To begin with, here are the reasons why I needed jade:
My app is a single page app, there are no HTMLs generated from templates at runtime. Yet, I am using jade to generate HTML files because:
Mixins: lots of repeated / similar code in my HTML is shortened by the use of mixins
Dropdowns: I know, lots of people use ng-repeat to fill the options in a select box. This is a waste of CPU when the list is static, e.g., list of countries. The right thing to do is have the select options filled in within the HTML or partial. But then, a long list of options makes the HTML / jade hard to read. Also, very likely, the list of countries is already available elsewhere, and it doesn’t make sense to duplicate this list.
So, I decided to generate most of my HTML partials using jade at build time. But, this became a pain during development, because of the need to re-build HTMLs when the jade file changes. Yes, I could have used connect-jade-static, but I really don’t want to generate the HTMLs at run time — they are indeed static files.
So, this is what I did:
Added a 'use' before the usual use of express.static
Within this, I check for the timestamps of jade and the corresponding html file
If the jade file is newer, regenerate the html file
Call next() after the regeneration, or immediately, if regeneration is not required.

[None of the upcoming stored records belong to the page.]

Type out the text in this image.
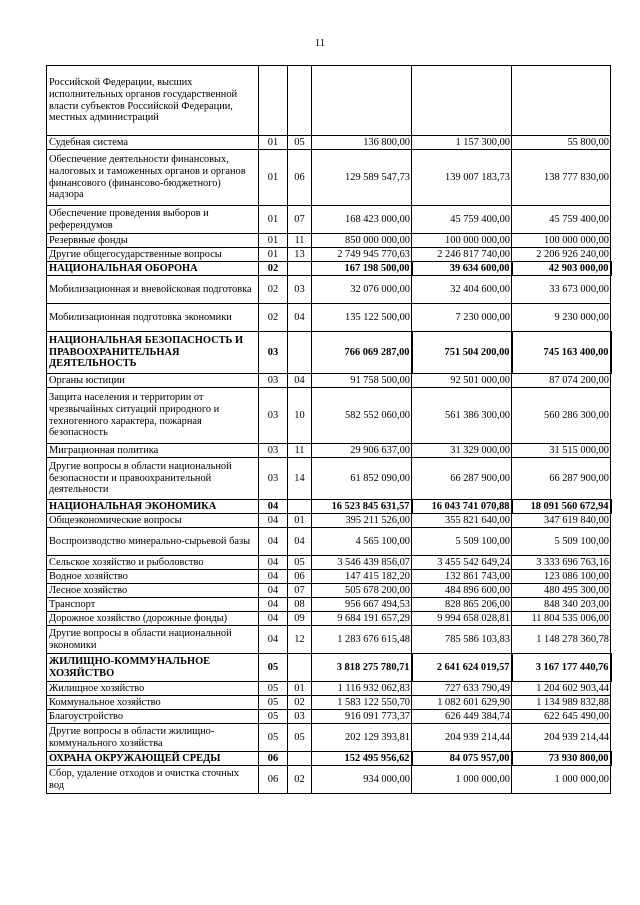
11
Российской Федерации, высших исполнительных органов государственной власти субъектов Российской Федерации, местных администраций					
Судебная система	01	05	136 800,00	1 157 300,00	55 800,00
Обеспечение деятельности финансовых, налоговых и таможенных органов и органов финансового (финансово-бюджетного) надзора	01	06	129 589 547,73	139 007 183,73	138 777 830,00
Обеспечение проведения выборов и референдумов	01	07	168 423 000,00	45 759 400,00	45 759 400,00
Резервные фонды	01	11	850 000 000,00	100 000 000,00	100 000 000,00
Другие общегосударственные вопросы	01	13	2 749 945 770,63	2 246 817 740,00	2 206 926 240,00
НАЦИОНАЛЬНАЯ ОБОРОНА	02		167 198 500,00	39 634 600,00	42 903 000,00
Мобилизационная и вневойсковая подготовка	02	03	32 076 000,00	32 404 600,00	33 673 000,00
Мобилизационная подготовка экономики	02	04	135 122 500,00	7 230 000,00	9 230 000,00
НАЦИОНАЛЬНАЯ БЕЗОПАСНОСТЬ И ПРАВООХРАНИТЕЛЬНАЯ ДЕЯТЕЛЬНОСТЬ	03		766 069 287,00	751 504 200,00	745 163 400,00
Органы юстиции	03	04	91 758 500,00	92 501 000,00	87 074 200,00
Защита населения и территории от чрезвычайных ситуаций природного и техногенного характера, пожарная безопасность	03	10	582 552 060,00	561 386 300,00	560 286 300,00
Миграционная политика	03	11	29 906 637,00	31 329 000,00	31 515 000,00
Другие вопросы в области национальной безопасности и правоохранительной деятельности	03	14	61 852 090,00	66 287 900,00	66 287 900,00
НАЦИОНАЛЬНАЯ ЭКОНОМИКА	04		16 523 845 631,57	16 043 741 070,88	18 091 560 672,94
Общеэкономические вопросы	04	01	395 211 526,00	355 821 640,00	347 619 840,00
Воспроизводство минерально-сырьевой базы	04	04	4 565 100,00	5 509 100,00	5 509 100,00
Сельское хозяйство и рыболовство	04	05	3 546 439 856,07	3 455 542 649,24	3 333 696 763,16
Водное хозяйство	04	06	147 415 182,20	132 861 743,00	123 086 100,00
Лесное хозяйство	04	07	505 678 200,00	484 896 600,00	480 495 300,00
Транспорт	04	08	956 667 494,53	828 865 206,00	848 340 203,00
Дорожное хозяйство (дорожные фонды)	04	09	9 684 191 657,29	9 994 658 028,81	11 804 535 006,00
Другие вопросы в области национальной экономики	04	12	1 283 676 615,48	785 586 103,83	1 148 278 360,78
ЖИЛИЩНО-КОММУНАЛЬНОЕ ХОЗЯЙСТВО	05		3 818 275 780,71	2 641 624 019,57	3 167 177 440,76
Жилищное хозяйство	05	01	1 116 932 062,83	727 633 790,49	1 204 602 903,44
Коммунальное хозяйство	05	02	1 583 122 550,70	1 082 601 629,90	1 134 989 832,88
Благоустройство	05	03	916 091 773,37	626 449 384,74	622 645 490,00
Другие вопросы в области жилищно-коммунального хозяйства	05	05	202 129 393,81	204 939 214,44	204 939 214,44
ОХРАНА ОКРУЖАЮЩЕЙ СРЕДЫ	06		152 495 956,62	84 075 957,00	73 930 800,00
Сбор, удаление отходов и очистка сточных вод	06	02	934 000,00	1 000 000,00	1 000 000,00
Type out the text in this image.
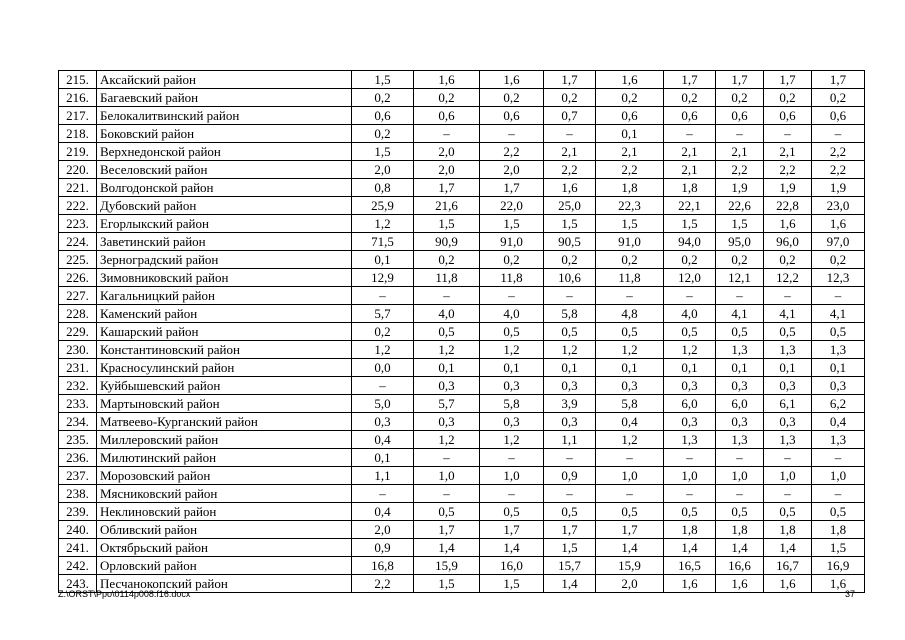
215.	Аксайский район	1,5	1,6	1,6	1,7	1,6	1,7	1,7	1,7	1,7
216.	Багаевский район	0,2	0,2	0,2	0,2	0,2	0,2	0,2	0,2	0,2
217.	Белокалитвинский район	0,6	0,6	0,6	0,7	0,6	0,6	0,6	0,6	0,6
218.	Боковский район	0,2	–	–	–	0,1	–	–	–	–
219.	Верхнедонской район	1,5	2,0	2,2	2,1	2,1	2,1	2,1	2,1	2,2
220.	Веселовский район	2,0	2,0	2,0	2,2	2,2	2,1	2,2	2,2	2,2
221.	Волгодонской район	0,8	1,7	1,7	1,6	1,8	1,8	1,9	1,9	1,9
222.	Дубовский район	25,9	21,6	22,0	25,0	22,3	22,1	22,6	22,8	23,0
223.	Егорлыкский район	1,2	1,5	1,5	1,5	1,5	1,5	1,5	1,6	1,6
224.	Заветинский район	71,5	90,9	91,0	90,5	91,0	94,0	95,0	96,0	97,0
225.	Зерноградский район	0,1	0,2	0,2	0,2	0,2	0,2	0,2	0,2	0,2
226.	Зимовниковский район	12,9	11,8	11,8	10,6	11,8	12,0	12,1	12,2	12,3
227.	Кагальницкий район	–	–	–	–	–	–	–	–	–
228.	Каменский район	5,7	4,0	4,0	5,8	4,8	4,0	4,1	4,1	4,1
229.	Кашарский район	0,2	0,5	0,5	0,5	0,5	0,5	0,5	0,5	0,5
230.	Константиновский район	1,2	1,2	1,2	1,2	1,2	1,2	1,3	1,3	1,3
231.	Красносулинский район	0,0	0,1	0,1	0,1	0,1	0,1	0,1	0,1	0,1
232.	Куйбышевский район	–	0,3	0,3	0,3	0,3	0,3	0,3	0,3	0,3
233.	Мартыновский район	5,0	5,7	5,8	3,9	5,8	6,0	6,0	6,1	6,2
234.	Матвеево-Курганский район	0,3	0,3	0,3	0,3	0,4	0,3	0,3	0,3	0,4
235.	Миллеровский район	0,4	1,2	1,2	1,1	1,2	1,3	1,3	1,3	1,3
236.	Милютинский район	0,1	–	–	–	–	–	–	–	–
237.	Морозовский район	1,1	1,0	1,0	0,9	1,0	1,0	1,0	1,0	1,0
238.	Мясниковский район	–	–	–	–	–	–	–	–	–
239.	Неклиновский район	0,4	0,5	0,5	0,5	0,5	0,5	0,5	0,5	0,5
240.	Обливский район	2,0	1,7	1,7	1,7	1,7	1,8	1,8	1,8	1,8
241.	Октябрьский район	0,9	1,4	1,4	1,5	1,4	1,4	1,4	1,4	1,5
242.	Орловский район	16,8	15,9	16,0	15,7	15,9	16,5	16,6	16,7	16,9
243.	Песчанокопский район	2,2	1,5	1,5	1,4	2,0	1,6	1,6	1,6	1,6
Z:\ORST\Ppo\0114p008.f16.docx	37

next() will fall-through to express.static, where the generated HTML will be served
Wrap the ‘use’ around a “if !production” condition, and in the build scripts, generate all the HTML files required.

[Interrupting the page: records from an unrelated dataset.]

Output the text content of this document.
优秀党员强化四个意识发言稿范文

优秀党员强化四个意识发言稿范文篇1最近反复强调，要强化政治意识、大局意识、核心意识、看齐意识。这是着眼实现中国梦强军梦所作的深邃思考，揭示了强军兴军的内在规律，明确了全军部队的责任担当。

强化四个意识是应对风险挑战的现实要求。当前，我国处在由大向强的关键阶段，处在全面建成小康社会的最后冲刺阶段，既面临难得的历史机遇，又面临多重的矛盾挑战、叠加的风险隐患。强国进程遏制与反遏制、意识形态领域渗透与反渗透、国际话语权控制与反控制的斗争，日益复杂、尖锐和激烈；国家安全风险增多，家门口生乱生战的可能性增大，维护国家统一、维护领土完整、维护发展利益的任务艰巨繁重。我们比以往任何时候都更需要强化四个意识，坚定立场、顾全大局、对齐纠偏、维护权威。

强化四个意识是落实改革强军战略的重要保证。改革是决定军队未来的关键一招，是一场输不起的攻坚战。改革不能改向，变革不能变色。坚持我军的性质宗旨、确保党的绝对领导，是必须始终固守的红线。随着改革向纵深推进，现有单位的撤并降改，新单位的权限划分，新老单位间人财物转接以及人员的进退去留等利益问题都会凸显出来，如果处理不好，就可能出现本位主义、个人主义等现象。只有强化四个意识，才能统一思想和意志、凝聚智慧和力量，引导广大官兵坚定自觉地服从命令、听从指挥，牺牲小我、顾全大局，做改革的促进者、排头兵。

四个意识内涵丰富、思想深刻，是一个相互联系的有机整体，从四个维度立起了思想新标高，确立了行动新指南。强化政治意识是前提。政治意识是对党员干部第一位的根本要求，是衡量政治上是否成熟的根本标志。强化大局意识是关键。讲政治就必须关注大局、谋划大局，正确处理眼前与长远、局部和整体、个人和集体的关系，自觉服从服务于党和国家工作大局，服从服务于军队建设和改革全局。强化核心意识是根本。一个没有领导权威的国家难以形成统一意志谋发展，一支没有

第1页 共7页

This way, I can also use all the goodies express.static (like custom headers) provides and still use jade to generate these.
Some code snippets:
var express = require('express');
var fs = require('fs')
var jade = require('jade');
var urlutil = require('url');
var pathutil = require('path');
var countries = require('./countries.js');
var staticDir = 'static'; // really static files like .css and .js
var staticGenDir = 'static.gen'; // generated static files, like .html
var staticSrcDir = 'static.src'; // source for generated static files, .jade
if (process.argv[2] != 'prod') {
app.use(‘/static', function(req, res, next) {
var u = urlutil.parse(req.url);
if (pathutil.extname(u.pathname) == '.html') {
var basename = u.pathname.split('.')[0];
var htmlFile = staticGenDir + basename + '.html';
var jadeFile = staticSrcDir + basename + '.jade';
var hstat = fs.existsSync(htmlFile) ? fs.statSync(htmlFile) : null;
var jstat = fs.existsSync(jadeFile) ? fs.statSync(jadeFile) : null;
if ( jstat && (!hstat || (jstat.mtime.getTime() > hstat.mtime.getTime())) ) {
var out = jade.renderFile(jadeFile, {pretty: true, countries: countries});
fs.writeFile(htmlFile, out, function() {
next();
});
} else {
next();
}
} else {
next();
}
});
}
app.use('/static', express.static(staticDir)); // serve files from really static if exists
app.use('/static', express.static(staticGenDir)); // if not, look in generated static dir
In reality, I have a js file containing not just countries, but various other lists shared between node, javascript and jade.
Hope this helps someone looking for an alternative.